If alpha and beta are complementary angles and \(\mathrm{tan}(\alpha) = \frac{3}{4}\), what is \(\mathrm{tan}(\beta)\)?

1. TRANSLATE the problem information

• Given information:
  • \(\alpha\) and \(\beta\) are complementary angles
  • \(\mathrm{tan}(\alpha) = \frac{3}{4}\)
  • Need to find \(\mathrm{tan}(\beta)\)

2. INFER the complementary angle relationship

• Since \(\alpha\) and \(\beta\) are complementary angles, they sum to 90°: \(\alpha + \beta = 90°\)
• This means \(\beta = 90° - \alpha\)
• For complementary angles, we can use cofunction identities

3. INFER the cofunction connection

• From the cofunction identity: \(\mathrm{tan}(\beta) = \mathrm{tan}(90° - \alpha) = \mathrm{cot}(\alpha)\)
• So we need to find \(\mathrm{cot}(\alpha)\) instead of \(\mathrm{tan}(\beta)\) directly

4. INFER the reciprocal relationship

• Since cotangent is the reciprocal of tangent: \(\mathrm{cot}(\alpha) = \frac{1}{\mathrm{tan}(\alpha)}\)
• Therefore: \(\mathrm{tan}(\beta) = \mathrm{cot}(\alpha) = \frac{1}{\mathrm{tan}(\alpha)}\)

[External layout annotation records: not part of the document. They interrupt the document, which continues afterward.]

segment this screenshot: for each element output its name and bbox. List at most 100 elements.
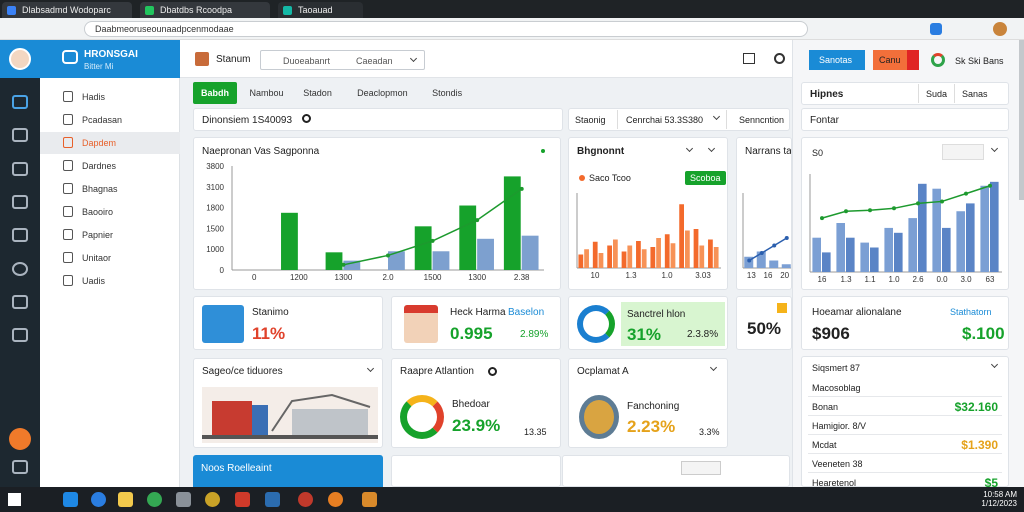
avatar[interactable]	[9, 48, 31, 70]
rail-icon[interactable]	[12, 95, 28, 109]
button[interactable]: Canu	[873, 50, 919, 70]
bar	[521, 235, 539, 270]
menu-item[interactable]: Baooiro	[40, 201, 180, 223]
taskbar-app[interactable]	[328, 492, 343, 507]
dropdown-label[interactable]: Staonig	[575, 115, 606, 125]
x-tick-label: 16	[818, 275, 827, 284]
bar	[685, 230, 690, 268]
dropdown-label[interactable]: Senncntion	[739, 115, 785, 125]
tab[interactable]: Stondis	[432, 88, 463, 98]
chart: 16 1.3 1.1 1.0 2.6 0.0 3.0 63	[809, 174, 1002, 284]
tab[interactable]: Deaclopmon	[357, 88, 408, 98]
start-button[interactable]	[8, 493, 21, 506]
rail-icon[interactable]	[12, 460, 28, 474]
taskbar-app[interactable]	[265, 492, 280, 507]
chevron[interactable]	[709, 363, 718, 372]
taskbar-app[interactable]	[147, 492, 162, 507]
kpi-card: Heck Harma Baselon 0.995 2.89%	[391, 296, 561, 350]
rail-icon[interactable]	[12, 295, 28, 309]
rail-icon[interactable]	[12, 195, 28, 209]
taskbar-app[interactable]	[176, 492, 191, 507]
card-title: Noos Roelleaint	[201, 463, 272, 474]
separator	[808, 434, 1002, 435]
line-point	[772, 243, 777, 248]
chevron	[409, 54, 418, 63]
chevron[interactable]	[707, 144, 716, 153]
menu-item[interactable]: Hadis	[40, 86, 180, 108]
rail-icon[interactable]	[12, 228, 28, 242]
bar	[281, 212, 298, 270]
kpi-illustration	[404, 305, 438, 343]
x-tick-label: 1500	[424, 273, 442, 282]
bar	[966, 203, 975, 272]
card-label: Fanchoning	[627, 401, 680, 412]
menu-item[interactable]: Papnier	[40, 224, 180, 246]
settings-icon[interactable]	[774, 53, 785, 64]
taskbar-app[interactable]	[362, 492, 377, 507]
line-point	[784, 236, 789, 240]
browser-tab[interactable]: Dlabsadmd Wodoparc	[2, 2, 132, 18]
tab-label: Dbatdbs Rcoodpa	[160, 5, 233, 15]
kpi-value: 0.995	[450, 324, 493, 343]
taskbar-app[interactable]	[118, 492, 133, 507]
bar	[627, 245, 633, 268]
option[interactable]: Suda	[918, 84, 954, 103]
rail-icon[interactable]	[12, 262, 28, 276]
rail-icon[interactable]	[12, 328, 28, 342]
bar	[584, 249, 589, 268]
bar	[578, 254, 584, 268]
input[interactable]	[942, 144, 984, 160]
tab[interactable]: Stadon	[303, 88, 332, 98]
bar	[932, 188, 941, 272]
line-point	[430, 238, 435, 243]
bar	[870, 247, 879, 272]
kpi-card: Hoeamar alionalane Stathatorn $906 $.100	[801, 296, 1009, 350]
toolbar-icon[interactable]	[743, 53, 755, 64]
tab[interactable]: Nambou	[249, 88, 284, 98]
kpi-tag: Stathatorn	[950, 307, 992, 317]
menu-item[interactable]: Unitaor	[40, 247, 180, 269]
menu-item[interactable]: Uadis	[40, 270, 180, 292]
card-title: Raapre Atlantion	[400, 366, 474, 377]
chevron[interactable]	[990, 360, 999, 369]
profile-icon[interactable]	[993, 22, 1007, 36]
menu-icon	[63, 114, 73, 125]
chevron[interactable]	[990, 144, 999, 153]
rail-action[interactable]	[9, 428, 31, 450]
chart-card: S0 16 1.3 1.1 1.0 2.6 0.0 3.0 63	[801, 137, 1009, 290]
taskbar-app[interactable]	[91, 492, 106, 507]
browser-tab[interactable]: Taoauad	[278, 2, 363, 18]
dropdown[interactable]: Cenrchai 53.3S380	[617, 110, 727, 129]
menu-item[interactable]: Dapdem	[40, 132, 180, 154]
taskbar-app[interactable]	[63, 492, 78, 507]
menu-item[interactable]: Pcadasan	[40, 109, 180, 131]
status-dot	[541, 149, 545, 153]
kpi-illustration	[202, 305, 244, 343]
taskbar-app[interactable]	[205, 492, 220, 507]
input[interactable]	[681, 461, 721, 475]
bar	[781, 264, 791, 268]
taskbar-app[interactable]	[235, 492, 250, 507]
tab[interactable]: Babdh	[193, 82, 237, 104]
search-box[interactable]: Duoeabanrt Caeadan	[260, 50, 425, 70]
option[interactable]: Sanas	[954, 84, 1008, 103]
url-field[interactable]: Daabmeoruseounaadpcenmodaae	[84, 21, 808, 37]
list-value: $5	[984, 476, 998, 490]
menu-item[interactable]: Bhagnas	[40, 178, 180, 200]
browser-tab[interactable]: Dbatdbs Rcoodpa	[140, 2, 270, 18]
chevron[interactable]	[685, 144, 694, 153]
taskbar-app[interactable]	[298, 492, 313, 507]
scrollbar[interactable]	[1019, 40, 1024, 200]
kpi-value: 31%	[627, 325, 662, 344]
chart-card: Naepronan Vas Sagponna 3800 3100 1800 1500 1…	[193, 137, 561, 290]
menu-item[interactable]: Dardnes	[40, 155, 180, 177]
kpi-illustration	[577, 305, 615, 343]
chevron[interactable]	[366, 364, 375, 373]
rail-icon[interactable]	[12, 162, 28, 176]
button[interactable]: Sanotas	[809, 50, 865, 70]
menu-icon	[63, 91, 73, 102]
illustration	[202, 387, 378, 443]
kpi-value: $.100	[962, 324, 1005, 343]
extension-icon[interactable]	[930, 23, 942, 35]
rail-icon[interactable]	[12, 128, 28, 142]
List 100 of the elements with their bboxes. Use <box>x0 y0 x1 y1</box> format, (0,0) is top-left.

5. SIMPLIFY the calculation

• Substitute the given value: \(\mathrm{tan}(\beta) = \frac{1}{\frac{3}{4}}\)
• To divide by a fraction, multiply by its reciprocal: \(\frac{1}{\frac{3}{4}} = 1 \times \frac{4}{3} = \frac{4}{3}\)

Answer: B. \(\frac{4}{3}\)

Why Students Usually Falter on This Problem

Most Common Error Path:

Weak INFER skill: Students don't recognize the cofunction relationship for complementary angles. They might think that if the angles are complementary, their tangent values should also be complementary in some way, leading them to guess that \(\mathrm{tan}(\beta) = \mathrm{tan}(\alpha) = \frac{3}{4}\).

This may lead them to select Choice A (\(\frac{3}{4}\)).

Second Most Common Error:

Poor SIMPLIFY execution: Students correctly identify that \(\mathrm{tan}(\beta) = \frac{1}{\mathrm{tan}(\alpha)}\) but make an arithmetic error when calculating \(\frac{1}{\frac{3}{4}}\). They might incorrectly compute this as \(\frac{3}{4} \div 1 = \frac{3}{4}\), or get confused about fraction division rules.

This causes them to get stuck and guess among the remaining choices.

The Bottom Line:

Success on this problem requires recognizing that complementary angles create cofunction relationships in trigonometry. The key insight is that \(\mathrm{tan}(\beta) = \mathrm{cot}(\alpha)\), which transforms the problem from finding a new trigonometric value to simply taking the reciprocal of the given tangent value.